FITTINGS: the church contains a large set of fittings. In the nave are oak pews dating from 1879 with a Mayor's Pew of 1954. The font at the W end is C13. The pulpit is of the early C17 with blank arches and the brass lectern is of 1884. There are hatchments above the tower arch to the Greswolde family and a brass chandelier of 1706 hanging in the nave. The N aisle altar is a C17 chest. There are a range of memorials from the C16 onwards including brass, marble and incised slabs. The communion rail of 1679 has twisted balusters, carved foliage and pierced square panels. The reredos behind the altar in the chancel is a repositioned C15 screen from the N transept.

There is stained glass throughout the church. The E window is by William Wailes, and the W window and large S aisle windows are by Charles Eamer Kempe, of 1879 and 1901 respectively. The E window in the chantry chapel is of 1908 by Bertram Lamplugh.


The parish of Solihull can be traced back to the late C12, and the Church of St Alphege is thought to have been founded c.1180. The original building is thought to have consisted of a nave, tower and chancel. During the C13 the manor of Solihull was in the possession of the de Odingsells family, and the granting of a licence for a weekly market in 1242 is evidence of a growing settlement. In 1283 William de Odingsells was knighted, and his marriage to a granddaughter of Henry II and improving rank in society encouraged him to engage in a programme of rebuilding of the church. This began with the building of the present chancel and the Chantry Chapel of St Alphege, which de Odingsells endowed. Worked was halted on Sir William's death in 1295, and then continued slowly until its eventual completion in 1535.
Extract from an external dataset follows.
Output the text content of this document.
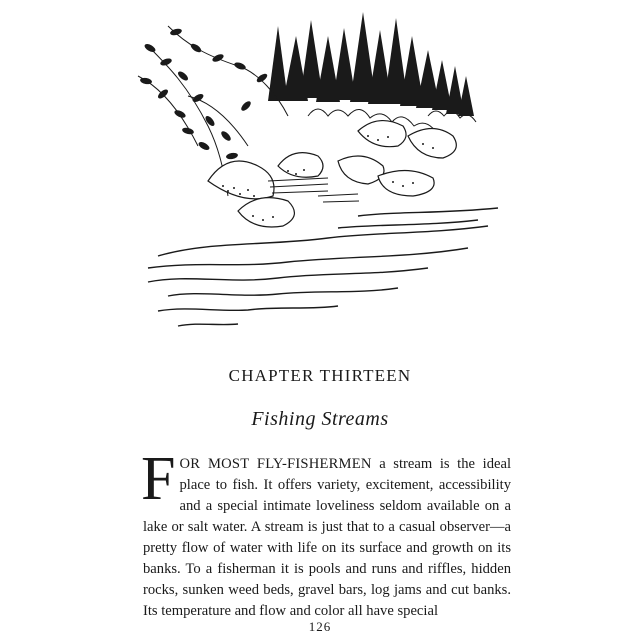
CHAPTER THIRTEEN
Fishing Streams

FOR MOST FLY-FISHERMEN a stream is the ideal place to fish. It offers variety, excitement, accessibility and a special intimate loveliness seldom available on a lake or salt water. A stream is just that to a casual observer—a pretty flow of water with life on its surface and growth on its banks. To a fisherman it is pools and runs and riffles, hidden rocks, sunken weed beds, gravel bars, log jams and cut banks. Its temperature and flow and color all have special

126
The enlargement of the church took place in stages. After the chancel and chantry chapel, the next addition was the transepts in the early C14, the S being understood to have been built first. The N aisle and porch were built at around the same time as the N transept, c.1350, and the S aisle followed with the rebuilding of the nave and the west front in 1535. The top of the tower and spire were added in the late C15.

No more major building schemes took place after this, although the south aisle and the spire were rebuilt after they collapsed in 1726 and 1757 respectively. Pressure from the nave roof continued and the aisles were eventually strengthened with buttresses in the 1950s. The internal plaster of the church was removed in 1856, and in the 1870s a W gallery was removed, at which time the W window was reconstructed. A small vestry addition was added in 1985, and was opened by Princess Margaret.

Reasons for Listing

The Church of St Alphege, a parish church with phases of development throughout the medieval period and later, is listed at Grade I for the following principal reasons:
* Architectural interest: the church has architecture surviving from multiple periods, reflecting changing practices in English architecture over many centuries:
* Historic interest: the church retains a high proportion of significant medieval fabric, with its various phases and alterations reflecting the long history of Solihull;
* Fittings: St Alphege contains a very good set of historic fittings which also represent many different periods and are of consistently high quality;
* Group value: for its contribution to the townscape of Solihull, and relationship with other listed buildings.